Second Milberg Weiss Justice Fellow, same as the first? Bizarro-Overlawyered twists itself into contortions over the infamous $54 million Judge Pearson pants-suit. Cyrus Dugger’s replacement as Milberg Weiss Justice Fellow, Kia Franklin, recognizes that the anti-reform cause can’t be seen endorsing the patently-ridiculous lawsuit that is the laughingstock of the world. So, she dances over the issue: yes, this case is frivolous, but frivolous cases are rare, so there are no lessons to learn from the fact that a small business was forced to pay tens of thousands of dollars litigating an overbroad consumer-fraud claim, to the point that it was willing to pay $12,000 over a pair of pants to make the lawsuit go away and stop the financial bleeding.
Her evidence is a Public Citizen study—but she ignores our 2006 post noting that Public Citizen got its math wrong, and even distorts the distorted statistic beyond what Public Citizen claimed. (Public Citizen gerrymandered its claim to falsely say businesses were 69% more likely to be sanctioned for frivolousness than individual tort plaintiffs, but Franklin misreads that to say individuals, which is false even by Public Citizen’s numbers, which found by its own measure that individuals were sanctioned for frivolousness 86% more often than corporations. Note also the difference between the inaccurate “more likely” and “more often.”)
The really funny thing is that, under the Public Citizen narrow definition of “frivolous lawsuit” used in its study, Judge Pearson’s suit is not frivolous! When politicians speak of “frivolous” cases, they use it in the everyday English sense of “silly”: they mean the meritless cases, where, because of far-fetched legal theories, junk science, or overbroad liability rules, plaintiffs seek or realize recovery far beyond what makes good social policy—cases like Roy Pearson’s. Public Citizen’s study, however, in a typical litigation-lobby bait-and-switch (see, e.g., the Kerry/Edwards malpractice reform plan), defines “frivolous” with the narrow technical legal definition so that it can conclude (like Franklin) that frivolous litigation is “rare” and thus not a problem. (Amazing how many problems disappear when you assume them away.) The definition is so narrow that Pearson’s suit is outside of it: Pearson defeated motions to dismiss and for summary judgment, and received a $12,000 offer of judgment. (Pearson is apparently sufficiently emotionally troubled that he thinks he has a better shot seeking tens of millions from a couple of immigrant Korean dry cleaners than the thousands of dollars offered in settlement for a pair of pants, even though the judge who will be ruling on his case has given him plenty of hints that he has no hope of success.) The Pearson suit would have been excluded from Public Citizen’s count of frivolous suits for a second reason: Public Citizen ignored pro se lawsuits brought by attorneys like Pearson in its count of frivolous suits, as it had to to deflate the number of sanctions issued against individual tort plaintiffs and falsely claim that corporations are sanctioned more often.
We’re excited to see Franklin join the world of reformers and recognize that many more lawsuits are frivolous than what Public Citizen recognizes.

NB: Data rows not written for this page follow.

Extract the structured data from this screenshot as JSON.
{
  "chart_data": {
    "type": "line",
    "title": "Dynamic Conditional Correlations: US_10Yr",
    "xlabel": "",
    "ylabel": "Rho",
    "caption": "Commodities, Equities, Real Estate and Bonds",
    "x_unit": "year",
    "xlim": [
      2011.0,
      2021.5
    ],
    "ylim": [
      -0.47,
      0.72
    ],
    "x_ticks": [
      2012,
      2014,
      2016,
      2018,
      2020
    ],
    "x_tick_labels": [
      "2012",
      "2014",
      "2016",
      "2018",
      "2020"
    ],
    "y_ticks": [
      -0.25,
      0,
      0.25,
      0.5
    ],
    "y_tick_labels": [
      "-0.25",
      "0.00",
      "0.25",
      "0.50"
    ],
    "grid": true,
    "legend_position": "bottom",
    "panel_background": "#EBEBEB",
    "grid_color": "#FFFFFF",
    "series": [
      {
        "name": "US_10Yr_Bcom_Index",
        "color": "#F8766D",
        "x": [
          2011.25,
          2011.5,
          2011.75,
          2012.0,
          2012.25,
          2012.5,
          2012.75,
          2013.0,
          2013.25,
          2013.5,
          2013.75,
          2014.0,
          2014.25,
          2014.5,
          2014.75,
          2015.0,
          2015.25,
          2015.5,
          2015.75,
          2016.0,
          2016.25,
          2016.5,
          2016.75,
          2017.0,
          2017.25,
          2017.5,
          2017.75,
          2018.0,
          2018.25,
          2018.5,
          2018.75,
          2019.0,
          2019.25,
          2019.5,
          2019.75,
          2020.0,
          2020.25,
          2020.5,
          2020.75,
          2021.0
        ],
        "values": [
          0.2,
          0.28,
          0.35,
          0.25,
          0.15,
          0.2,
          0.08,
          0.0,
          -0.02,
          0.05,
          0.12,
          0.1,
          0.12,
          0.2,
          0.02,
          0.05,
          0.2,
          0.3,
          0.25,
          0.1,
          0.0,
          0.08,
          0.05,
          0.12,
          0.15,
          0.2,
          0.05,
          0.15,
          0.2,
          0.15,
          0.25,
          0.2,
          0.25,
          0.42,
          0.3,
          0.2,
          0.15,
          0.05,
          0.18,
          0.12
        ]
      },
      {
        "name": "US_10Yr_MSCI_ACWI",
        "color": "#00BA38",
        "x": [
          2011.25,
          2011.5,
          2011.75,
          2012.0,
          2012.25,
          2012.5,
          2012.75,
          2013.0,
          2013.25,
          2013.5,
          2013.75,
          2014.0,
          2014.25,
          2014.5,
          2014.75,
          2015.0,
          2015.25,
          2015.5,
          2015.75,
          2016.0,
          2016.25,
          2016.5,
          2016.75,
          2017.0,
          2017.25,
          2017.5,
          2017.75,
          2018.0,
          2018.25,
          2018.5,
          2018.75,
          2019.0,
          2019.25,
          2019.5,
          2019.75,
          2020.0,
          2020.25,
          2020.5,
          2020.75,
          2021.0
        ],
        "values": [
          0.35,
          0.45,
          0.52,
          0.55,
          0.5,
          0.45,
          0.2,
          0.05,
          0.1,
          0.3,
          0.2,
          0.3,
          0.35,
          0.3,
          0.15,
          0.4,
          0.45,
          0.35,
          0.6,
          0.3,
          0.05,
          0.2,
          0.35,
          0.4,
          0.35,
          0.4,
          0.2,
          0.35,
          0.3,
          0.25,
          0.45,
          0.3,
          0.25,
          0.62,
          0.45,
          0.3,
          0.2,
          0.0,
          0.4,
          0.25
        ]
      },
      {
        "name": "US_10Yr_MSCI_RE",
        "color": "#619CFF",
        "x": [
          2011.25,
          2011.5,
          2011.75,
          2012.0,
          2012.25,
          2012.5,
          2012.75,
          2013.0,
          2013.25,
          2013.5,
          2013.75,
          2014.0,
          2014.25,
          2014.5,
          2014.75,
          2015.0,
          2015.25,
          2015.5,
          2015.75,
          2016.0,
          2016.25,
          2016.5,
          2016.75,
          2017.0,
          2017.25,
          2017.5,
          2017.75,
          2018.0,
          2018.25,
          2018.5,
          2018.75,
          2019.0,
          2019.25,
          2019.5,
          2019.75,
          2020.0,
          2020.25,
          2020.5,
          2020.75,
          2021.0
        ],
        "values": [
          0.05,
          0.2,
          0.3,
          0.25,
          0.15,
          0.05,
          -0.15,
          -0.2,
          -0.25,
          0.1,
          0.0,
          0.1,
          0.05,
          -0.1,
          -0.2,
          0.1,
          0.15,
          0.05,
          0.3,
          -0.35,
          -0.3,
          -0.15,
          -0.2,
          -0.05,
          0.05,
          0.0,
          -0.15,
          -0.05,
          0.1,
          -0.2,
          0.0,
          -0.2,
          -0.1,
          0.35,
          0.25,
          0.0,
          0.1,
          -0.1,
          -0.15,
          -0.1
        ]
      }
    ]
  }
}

We encourage her to read the data and arguments of those she mistakenly claims to oppose, and to scrutinize those she mistakenly thinks are her allies a bit more closely. Why is it alright for wealthy white trial lawyers to extort billions from big business using the same ad terrorem tactics (and even the same consumer-protection laws!) as a poor African-American pro se did to extort $12,000 from a small business? We encourage Franklin to examine the Association of Trial Lawyers of America’s racial double-standard.
And since Franklin agrees that the Pearson lawsuit is frivolous, we are eager to hear how she would define a frivolous lawsuit, and hope that she uses that definition consistently for both the Milberg Weisses of the world as well as African-American city employees.